Most of those who were thus put to death as witches were poor old women,—often soured and peevish in temper, ready to resent any slight, and to croak out evil wishes and forebodings. And when evils did occur, when sickness came into a house, or blight into its orchard, or the cows’ yield of milk was scanty, or the butter would not form in the churn, then the cause was assigned to the spells and cantrips of the “ill-wisher.” Often, to raise their own importance, and make themselves feared, these women would pretend to the possession of occult powers,—to the knowledge of potions and charms,—both for the infliction and the recovery of disease; as also of philters to induce love. And they would themselves come to believe in their possession of such powers. And hence on trial, under torture, or after sentence, they would make confession of witchcraft, with strange disordered narratives of Satanic leagues and unholy revellings. A woman was called a white witch whose specialty was the cure of disease, or the recovery of lost or stolen property; but none the less was she liable—like Rebecca in “Ivanhoe”—to be tried as a sorceress, and suffer the penalty thereof.

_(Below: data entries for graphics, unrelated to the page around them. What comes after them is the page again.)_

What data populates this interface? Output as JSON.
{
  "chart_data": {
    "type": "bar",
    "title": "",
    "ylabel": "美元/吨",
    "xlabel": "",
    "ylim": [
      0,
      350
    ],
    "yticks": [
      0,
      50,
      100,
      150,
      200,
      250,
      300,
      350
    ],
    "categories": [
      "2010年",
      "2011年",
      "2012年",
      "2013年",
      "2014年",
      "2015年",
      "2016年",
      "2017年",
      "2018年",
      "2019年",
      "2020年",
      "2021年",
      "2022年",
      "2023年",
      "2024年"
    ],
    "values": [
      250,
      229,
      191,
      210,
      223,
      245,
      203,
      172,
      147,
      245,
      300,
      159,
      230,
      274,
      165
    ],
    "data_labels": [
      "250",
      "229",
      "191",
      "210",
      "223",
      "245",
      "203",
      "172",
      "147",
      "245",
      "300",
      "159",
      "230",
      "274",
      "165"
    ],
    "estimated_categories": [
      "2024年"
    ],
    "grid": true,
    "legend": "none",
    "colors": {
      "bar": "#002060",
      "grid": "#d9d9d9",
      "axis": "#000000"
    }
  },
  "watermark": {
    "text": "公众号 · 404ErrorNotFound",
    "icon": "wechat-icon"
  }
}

It was not alone the old or the poor who were accused of witchcraft. At times young women, and even young men,—and persons in a good social position were so accused. And as an outcome of the crusade against witchcraft, there arose a tribe of “witch-finders.” Pretenders to a knowledge of indicative marks and moles and other signs, were permitted to torture the suspects—to extort confession—being then paid their professional fees.

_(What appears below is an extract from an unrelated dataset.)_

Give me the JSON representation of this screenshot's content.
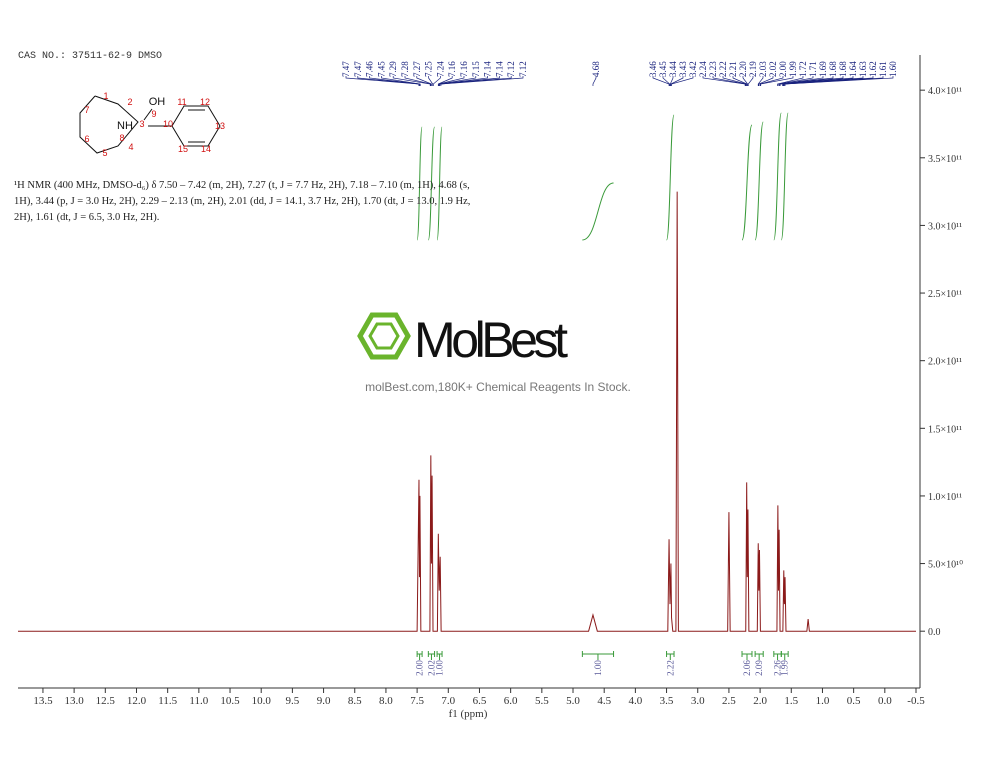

A witch was supposed to have as an accomplice, a familiar spirit,—often in the shape of a black cat,—an incarnation of the Evil one, or of one of his imps. Sometimes the master-fiend held provincial Walpurgis nights, when he assembled all his subjects in a neighbourhood to a high-jinks festival—a scene of wild riot, of blasphemy, and of conspiracy to do evil.

It is to one of these orgies in Auld Alloway Kirk that Burns introduces his bemuddled hero, Tam o’ Shanter. But this poetical phantasy hardly surpasses in absurdity the plain prose of the following indictment against Thomas Leyis, of Aberdeen:—

“Imprimis, upon Hallowein last by past (1596) at twelff houris of even or thairby, thou the said Thomas Leyis, accompaneit with Janett Wischert, Isobel Coker, Isobell Monteithe, and Kathren Mitchell, sorceroris and witches, with ane gryt number of ither witches, cam to the mercat and fish cross of Aberdene, under the conduct and gyding of the dewill—present with you all in company, playing before you on his kynd of instruments. Ye all dansit about baythe the said crosse and the meill mercate ane lang space of tym; in the quhilk dewill’s dans, thou, the said Thomas, was foremost and led the ring, and dang [struck] the said Kathren Mitchell, because she spoilt your dans, and ran nocht so fast about as the rest. Testifeit be the said Kathren Mitchell, wha was present at the time aforesaid, dansin with the dewill.”

The items of expenses in the burning of Thomas Leyis, Janet Wischert, and Isobel Coker, viz.: for peats, tar barrels, coals, and tow,—and to Jon Justice for their execution, as they are to-day found in the Town’s Accounts, are a fearful indictment against the enlightenment and humanity of three hundred years ago. But perhaps the last item in the costs of that veritable devil’s festival is the most gruesome and repulsive:—

“For trailing Isobell Monteithe through the streets of the town in ane cart, quha hangit herself in prison, and burying of her, 10s.”

In that year, 1597, twenty-three women and one man were burned in the university city of Aberdeen for witchcraft.